The result is contrary to the average media income sources in the West African sub-region and identified the culprit as three fundamental areas. Quoting the Liberia Business Registry (LBR), Prof. Tarpeh said at least 90 percent of registered businesses in the country are owned by Liberians, while the remaining 10 percent is foreign owned and managed.
He said, however, that the Liberian owned and managed businesses account for a mere 12 percent of the total market share of the economy and non-Liberian owned businesses control a massive 88 percent of the economy, the first culprit. “The non-Liberian owned business sector does not advertise and when it desires to do, it assumes a dominant position in the negotiation and lowers the cost of advertising,” Prof. Tarpeh said.
Another negative factor or culprit is what he described as a troubled economy as a result of declining revenues in the public sector and its resultant hardship on the general population, along with the recent outbreak of the Ebola Virus Disease.

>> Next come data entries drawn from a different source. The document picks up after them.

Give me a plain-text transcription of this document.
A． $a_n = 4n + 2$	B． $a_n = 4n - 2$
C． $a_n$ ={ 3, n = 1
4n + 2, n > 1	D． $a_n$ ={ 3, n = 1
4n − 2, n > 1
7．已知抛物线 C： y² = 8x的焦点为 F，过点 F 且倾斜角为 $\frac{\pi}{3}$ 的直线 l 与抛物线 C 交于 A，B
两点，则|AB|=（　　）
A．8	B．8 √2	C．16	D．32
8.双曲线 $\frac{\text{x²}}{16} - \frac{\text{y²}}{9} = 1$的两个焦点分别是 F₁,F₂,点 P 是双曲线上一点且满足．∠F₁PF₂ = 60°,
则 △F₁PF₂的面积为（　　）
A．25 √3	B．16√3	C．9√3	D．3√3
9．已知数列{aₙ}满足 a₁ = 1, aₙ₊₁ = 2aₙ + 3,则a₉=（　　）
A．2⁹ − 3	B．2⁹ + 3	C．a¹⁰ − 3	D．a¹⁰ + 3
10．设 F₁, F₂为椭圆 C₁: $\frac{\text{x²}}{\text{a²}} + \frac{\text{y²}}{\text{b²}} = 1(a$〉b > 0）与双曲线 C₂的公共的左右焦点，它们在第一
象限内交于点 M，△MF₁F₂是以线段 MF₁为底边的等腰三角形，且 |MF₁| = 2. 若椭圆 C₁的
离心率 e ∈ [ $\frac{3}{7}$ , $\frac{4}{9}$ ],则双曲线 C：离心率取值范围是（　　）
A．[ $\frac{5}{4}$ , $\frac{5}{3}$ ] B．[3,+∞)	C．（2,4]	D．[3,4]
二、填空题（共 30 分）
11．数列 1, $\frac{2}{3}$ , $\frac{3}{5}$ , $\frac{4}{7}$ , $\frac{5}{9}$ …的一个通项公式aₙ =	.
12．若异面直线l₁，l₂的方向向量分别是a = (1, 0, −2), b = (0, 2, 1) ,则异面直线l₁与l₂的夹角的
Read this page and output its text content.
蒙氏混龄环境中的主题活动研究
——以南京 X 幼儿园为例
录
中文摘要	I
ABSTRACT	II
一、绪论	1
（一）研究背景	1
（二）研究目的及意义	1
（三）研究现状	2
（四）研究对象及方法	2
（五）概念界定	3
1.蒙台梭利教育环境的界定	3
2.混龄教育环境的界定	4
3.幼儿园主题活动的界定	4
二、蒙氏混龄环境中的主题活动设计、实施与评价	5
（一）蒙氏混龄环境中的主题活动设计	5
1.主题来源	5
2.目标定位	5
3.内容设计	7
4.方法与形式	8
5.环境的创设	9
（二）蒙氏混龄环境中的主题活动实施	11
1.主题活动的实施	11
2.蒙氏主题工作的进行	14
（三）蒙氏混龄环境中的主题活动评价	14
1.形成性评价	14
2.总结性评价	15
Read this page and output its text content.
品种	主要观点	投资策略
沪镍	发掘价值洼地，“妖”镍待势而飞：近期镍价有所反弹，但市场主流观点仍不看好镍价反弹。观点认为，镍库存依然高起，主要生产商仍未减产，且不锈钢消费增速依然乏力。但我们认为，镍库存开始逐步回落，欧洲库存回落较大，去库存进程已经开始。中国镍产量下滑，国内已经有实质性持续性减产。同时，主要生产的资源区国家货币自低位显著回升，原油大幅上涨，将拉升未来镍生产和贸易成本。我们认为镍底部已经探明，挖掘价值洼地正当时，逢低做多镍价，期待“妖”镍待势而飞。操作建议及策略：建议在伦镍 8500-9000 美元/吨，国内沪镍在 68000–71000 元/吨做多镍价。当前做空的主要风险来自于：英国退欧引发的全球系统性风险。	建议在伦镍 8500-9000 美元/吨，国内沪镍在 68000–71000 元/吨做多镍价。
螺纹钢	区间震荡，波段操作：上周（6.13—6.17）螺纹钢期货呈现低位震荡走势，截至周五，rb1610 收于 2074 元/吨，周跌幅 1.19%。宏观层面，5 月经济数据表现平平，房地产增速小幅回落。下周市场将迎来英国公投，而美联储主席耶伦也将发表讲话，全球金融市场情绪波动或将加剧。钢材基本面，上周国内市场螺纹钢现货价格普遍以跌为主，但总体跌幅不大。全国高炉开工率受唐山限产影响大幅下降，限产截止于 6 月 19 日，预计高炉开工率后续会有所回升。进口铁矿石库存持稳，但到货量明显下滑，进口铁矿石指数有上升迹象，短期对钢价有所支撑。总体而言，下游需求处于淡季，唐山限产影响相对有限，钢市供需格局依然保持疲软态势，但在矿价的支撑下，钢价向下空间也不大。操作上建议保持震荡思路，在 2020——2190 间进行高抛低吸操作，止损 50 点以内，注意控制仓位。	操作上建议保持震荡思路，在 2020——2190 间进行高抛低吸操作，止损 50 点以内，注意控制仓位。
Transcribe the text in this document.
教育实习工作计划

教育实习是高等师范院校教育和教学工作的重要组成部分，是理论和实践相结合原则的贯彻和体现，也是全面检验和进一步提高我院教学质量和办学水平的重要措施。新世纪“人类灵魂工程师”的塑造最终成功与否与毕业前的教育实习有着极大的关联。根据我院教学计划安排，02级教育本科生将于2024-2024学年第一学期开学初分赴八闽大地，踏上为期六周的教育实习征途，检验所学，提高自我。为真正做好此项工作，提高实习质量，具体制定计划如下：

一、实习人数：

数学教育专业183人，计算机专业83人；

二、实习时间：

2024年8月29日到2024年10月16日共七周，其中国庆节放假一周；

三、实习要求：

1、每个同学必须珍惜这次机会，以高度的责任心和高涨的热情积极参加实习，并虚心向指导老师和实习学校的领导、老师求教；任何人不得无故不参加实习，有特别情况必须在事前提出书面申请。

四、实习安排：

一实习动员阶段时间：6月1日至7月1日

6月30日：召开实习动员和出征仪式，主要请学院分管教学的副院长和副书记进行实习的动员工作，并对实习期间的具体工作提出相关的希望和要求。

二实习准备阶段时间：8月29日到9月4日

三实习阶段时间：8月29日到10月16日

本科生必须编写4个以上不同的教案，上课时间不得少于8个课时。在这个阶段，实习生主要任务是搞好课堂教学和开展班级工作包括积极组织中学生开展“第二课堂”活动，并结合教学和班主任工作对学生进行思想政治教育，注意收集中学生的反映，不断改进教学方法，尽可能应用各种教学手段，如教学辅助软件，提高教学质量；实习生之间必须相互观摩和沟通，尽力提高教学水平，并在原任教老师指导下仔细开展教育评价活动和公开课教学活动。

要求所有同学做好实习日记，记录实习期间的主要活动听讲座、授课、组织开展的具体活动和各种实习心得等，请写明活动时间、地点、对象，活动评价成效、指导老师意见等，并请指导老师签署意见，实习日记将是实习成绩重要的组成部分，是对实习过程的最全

The third factor is the unusual delays by the Liberian government in paying invoices for services rendered. “Generally, these billings are supposed to be paid within a reasonable time but the government subjects the media to undue delays that border on unintentional financial strangulation,” he said.
With all these prevailing stumbling blocks, Prof. Tarpeh said there should be a way forward, and applauded USAID, INTERNEWS and others for their support to ensure trained staff for media institutions (USAID funded projects involving INTERVEWS) and appealed for tangible investments for capital assets and the provision of reasonable working capital to assist media owners in meeting their operational needs.
“These interventions must also go to the community radio sector, the primary source of news and information in rural Liberia, and also to ensure that radio stations are financially independent to maintain their editorial independence, free of interference by political parties and other groups,” Prof. Tarpeh said.
The one-day seminar also discussed the topic: ‘How can the Media and Business Communities in Liberia Maximize on the Media Market Forum?’ The forum provided media representatives and other stakeholders ways to better understand media audiences and market trends and how to put the information to good use in the relevant social, cultural, economic and political media environments.
The first forum was held on July 12 this year.